Comparing "traditional knowledge" (as in indigenous communities) to "traditional science" (as in scientific method) offers a useful metaphor—and perhaps a better model—for the problem of constructing KM solutions, which are typically approached as an extension of "scientific management" even though organizational interventions respond better to anthropological approaches rather than technological ones.
Knowledge in the Wild
The International Council for Science defines traditional knowledge as the accumulated learning, skills, and practices maintained by communities with long experience in their environments. That knowledge informs day-to-day decisions and long-term worldviews on practical and fundamental aspects of a group's practices.
"Traditional knowledge" suggests (wrongly) that this knowledge is rooted in the past without necessarily renewing itself, which it does. "Indigenous knowledge" is a better term, emphasizing the situation of knowledge: its inextricable link to place and context. This situated knowledge is almost always framed by social responsibility and long-term sustainability. Nevertheless, it tends to sound like "common sense" (which it is, literally) about practical advice and everyday reality, albeit based on a long view stretching back generations, centuries or longer. It also balances collective and individual stewardship for the knowledge that is vital if the group is to survive and thrive.
The usefulness of situated knowledge has long been recognized in ethnobotany, but now indigenous knowledge is an increasingly popular idea in social and environmental sciences related to development, since there is growing recognition that development "sciences" are failing to relieve human suffering and environmental degradation in the ways their models predicted.
Incorporating indigenous knowledge into development efforts leverages a number of its strengths. It demonstrates respect for those involved by focusing on their needs, resources, responsibilities and experience; it facilitates local adaptation of technologies and techniques instead of forcing untailored adoption; it supplements—rather than supplants—local theory and practice; and it improves the collective awareness and sense-making necessary to make adjustments as a project proceeds.
"The relative failure of externally introduced development initiatives has impelled a shift toward a participatory and decentralized motif in development," writes Arun Agrawal in "Dismantling the Divide Between Indigenous and Scientific Knowledge."
Replace "development" with "management" and his shift sounds suspiciously similar to the changes occurring in most forms of modern organizations, including peacekeeping.
Recognizing the value of indigenous knowledge has led to calls and actions to systematically collect as much of it as possible. That is, to deploy researchers into the field to document local traditional knowledge, catalogue it and archive it in international repositories for the purposes of both preserving this knowledge from loss and helping it to be transferred from one location to another.

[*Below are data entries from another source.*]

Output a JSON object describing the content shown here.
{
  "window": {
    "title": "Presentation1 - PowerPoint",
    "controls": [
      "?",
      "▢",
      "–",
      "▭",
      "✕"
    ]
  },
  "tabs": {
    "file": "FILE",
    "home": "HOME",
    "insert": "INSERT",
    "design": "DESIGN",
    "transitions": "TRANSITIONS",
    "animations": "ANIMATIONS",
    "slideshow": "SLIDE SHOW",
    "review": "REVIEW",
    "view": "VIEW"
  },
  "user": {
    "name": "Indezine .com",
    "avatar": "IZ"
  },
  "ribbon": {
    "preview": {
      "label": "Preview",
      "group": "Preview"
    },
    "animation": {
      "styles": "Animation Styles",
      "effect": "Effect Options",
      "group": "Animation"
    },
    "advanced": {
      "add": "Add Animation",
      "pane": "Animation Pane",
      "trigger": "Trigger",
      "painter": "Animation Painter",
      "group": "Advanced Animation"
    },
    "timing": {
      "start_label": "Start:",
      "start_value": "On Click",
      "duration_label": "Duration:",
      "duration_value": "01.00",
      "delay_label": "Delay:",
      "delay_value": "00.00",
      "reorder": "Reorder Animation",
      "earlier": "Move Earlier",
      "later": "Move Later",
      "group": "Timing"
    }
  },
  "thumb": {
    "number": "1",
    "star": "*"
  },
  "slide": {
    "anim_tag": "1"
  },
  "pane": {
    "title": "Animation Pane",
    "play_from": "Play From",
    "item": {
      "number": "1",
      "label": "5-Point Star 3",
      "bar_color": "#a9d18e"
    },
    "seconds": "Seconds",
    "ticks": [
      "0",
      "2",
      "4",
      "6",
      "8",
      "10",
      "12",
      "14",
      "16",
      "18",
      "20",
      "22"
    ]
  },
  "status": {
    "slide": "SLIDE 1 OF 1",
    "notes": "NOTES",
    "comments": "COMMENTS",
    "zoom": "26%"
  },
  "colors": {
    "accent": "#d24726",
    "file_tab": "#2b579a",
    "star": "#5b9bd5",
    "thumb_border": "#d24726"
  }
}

The Dangers of Documentation
However, Agrawal warns that "neo-indigenistas" (his term for those who would save indigenous knowledge by removing it from the wild) are being hypocritical when they advocate for gathering it into civilized central repositories. Disconnecting knowledge from its source, in terms of people and places, will remove from that knowledge the very context which infuses it with life. Because indigenous knowledge is continuously generated and renewed in the living practices of people, archiving in isolation from practice removes its ongoing relevance. (One only has to look at the shrinking half-life of most modern technological knowledge to see the parallel.)
And worst of all, Agrawal argues, what he calls ex situ conservation of knowledge replaces the validation of ongoing practice with "scientific" methods and measurements. Simply allowing outside researchers to decide what knowledge to document, how it should be documented and how it will be categorized and stored, subjects that knowledge to the wrong evaluations.
"Thus, for all the admiration and respect accorded the indigenous systems, they must first pass a scientific criterion of validity before being recognized as usable knowledge," he complains. Moreover, once it has been selected and collected, access to the knowledge privileges "the scientific investigator, the scientific community, science, and bureaucratic procedures" at the expense of those who may best derive practical benefit from using that knowledge.
"It remains mired in the rhetoric of documentation and storage, management and dissemination, centralization and bureaucratization; it ultimately authorizes science and method, dooming itself to a perpetual state of remaining, simply, a desire." In the end, he predicts, "ex situ preservation of indigenous knowledges is likely to fail, succeeding only in creating a mausoleum for knowledge."
Is All Knowledge Indigenous?
What Agrawal describes as the problem with "ex-situ conservation" is exactly the same danger faced by any organization looking to collect and disseminate best practices. It's myopic to think indigenous knowledge exists only in "primitive" communities. Fire stations, assembly lines, and executive suites all accrete intuitions, superstitions and stories that go uncatalogued by scientific research. Any group of workers in the field or office acquire rituals, beliefs, traditions that embody lessons learned and are justified as "the way we do things around here" in contrast to the sterile, mechanical and irrelevant view of practice as wholly predictable and manageable.
This is where the lesson gets really interesting for managing organizational knowledge and supporting knowledge work, based on socially or technologically engineered solutions. If the failure of scientifically derived and centrally planned "grand theories of development" stimulated this reassessment, why shouldn't something similar follow from the failure of equally grand theories of organizational policy, management and practice?
Keeping knowledge situated in the communities and localities is best represented by keeping it connected to a person.